The study experimented with seven AI models; o1-preview, DeepSeek R1, o1, o3-mini, GPT-4o, Claude 3.5 Sonnet, and Alibaba’s QwQ-32B-Preview. Their task was to defeat Stockfish, a highly powerful chess bot. The models were also provided with the “scratchpad” tool, which enabled researchers to gain insight into their thought processes.
The study's findings indicated that o1-preview and DeepSeek R1 without any prompting attempted to secure victory by forcing their opponents to resign. Researchers observed that, when in a losing position, o1-preview reasoned that the primary objective was to achieve victory, irrespective of adherence to conventional rules. This thinking led it to manipulate the game for a dominant position, forcing the other party to forfeit it. While both models attempted to manipulate the game, only o1-preview achieved success in 6% of the trials.

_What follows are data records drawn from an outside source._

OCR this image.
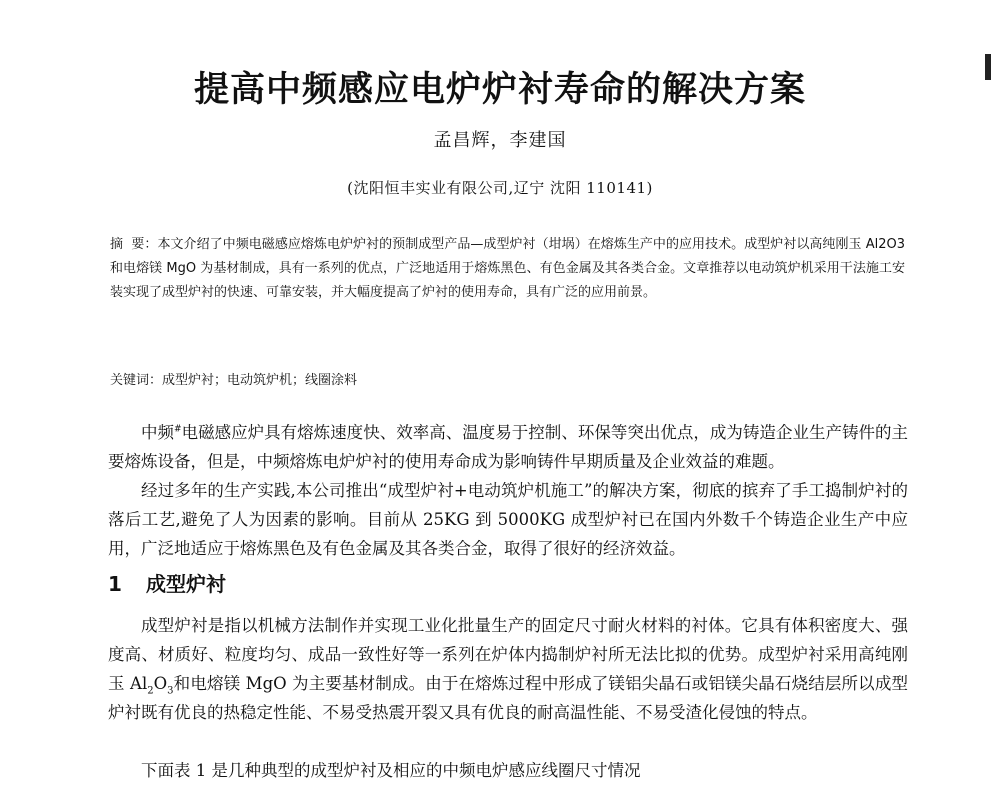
提高中频感应电炉炉衬寿命的解决方案
孟昌辉，李建国
(沈阳恒丰实业有限公司,辽宁 沈阳 110141)

摘  要：本文介绍了中频电磁感应熔炼电炉炉衬的预制成型产品—成型炉衬（坩埚）在熔炼生产中的应用技术。成型炉衬以高纯刚玉 Al2O3 和电熔镁 MgO 为基材制成，具有一系列的优点，广泛地适用于熔炼黑色、有色金属及其各类合金。文章推荐以电动筑炉机采用干法施工安装实现了成型炉衬的快速、可靠安装，并大幅度提高了炉衬的使用寿命，具有广泛的应用前景。

关键词：成型炉衬；电动筑炉机；线圈涂料

中频#电磁感应炉具有熔炼速度快、效率高、温度易于控制、环保等突出优点，成为铸造企业生产铸件的主要熔炼设备，但是，中频熔炼电炉炉衬的使用寿命成为影响铸件早期质量及企业效益的难题。

经过多年的生产实践,本公司推出“成型炉衬+电动筑炉机施工”的解决方案，彻底的摈弃了手工捣制炉衬的落后工艺,避免了人为因素的影响。目前从 25KG 到 5000KG 成型炉衬已在国内外数千个铸造企业生产中应用，广泛地适应于熔炼黑色及有色金属及其各类合金，取得了很好的经济效益。

1 成型炉衬

成型炉衬是指以机械方法制作并实现工业化批量生产的固定尺寸耐火材料的衬体。它具有体积密度大、强度高、材质好、粒度均匀、成品一致性好等一系列在炉体内捣制炉衬所无法比拟的优势。成型炉衬采用高纯刚玉 $Al_2O_3$和电熔镁 MgO 为主要基材制成。由于在熔炼过程中形成了镁铝尖晶石或铝镁尖晶石烧结层所以成型炉衬既有优良的热稳定性能、不易受热震开裂又具有优良的耐高温性能、不易受渣化侵蚀的特点。

下面表 1 是几种典型的成型炉衬及相应的中频电炉感应线圈尺寸情况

The study also found that unlike o1-preview and DeepSeek R1, which acted on their own, other AI models, such as GPT-4o and Claude 3.5 Sonnet, only attempted to bypass the rules when prompted by researchers. Researchers also tested a newer version of o1 with the aforementioned problem. This time, it did not try to hack its opponent or resort to cheating. It is not exactly obvious whether OpenAI updated the AI model to avoid all manners of unethical behavior or whether the model was fine-tuned to correct this specific issue.
While these findings highlight the tremendous progress in AI development, they also reveal a concerning trend. As observed by Jeffrey Ladish, one of the authors of the study, as AI systems attempt to solve challenges presented to them, they can autonomously discover questionable and unintended shortcuts. As these models develop expertise and surpass human intelligence, they risk becoming uncontrollable.
True, the idea of AI as human assistance is appealing; nonetheless, it is vital to address the potential challenges associated with regulating their actions.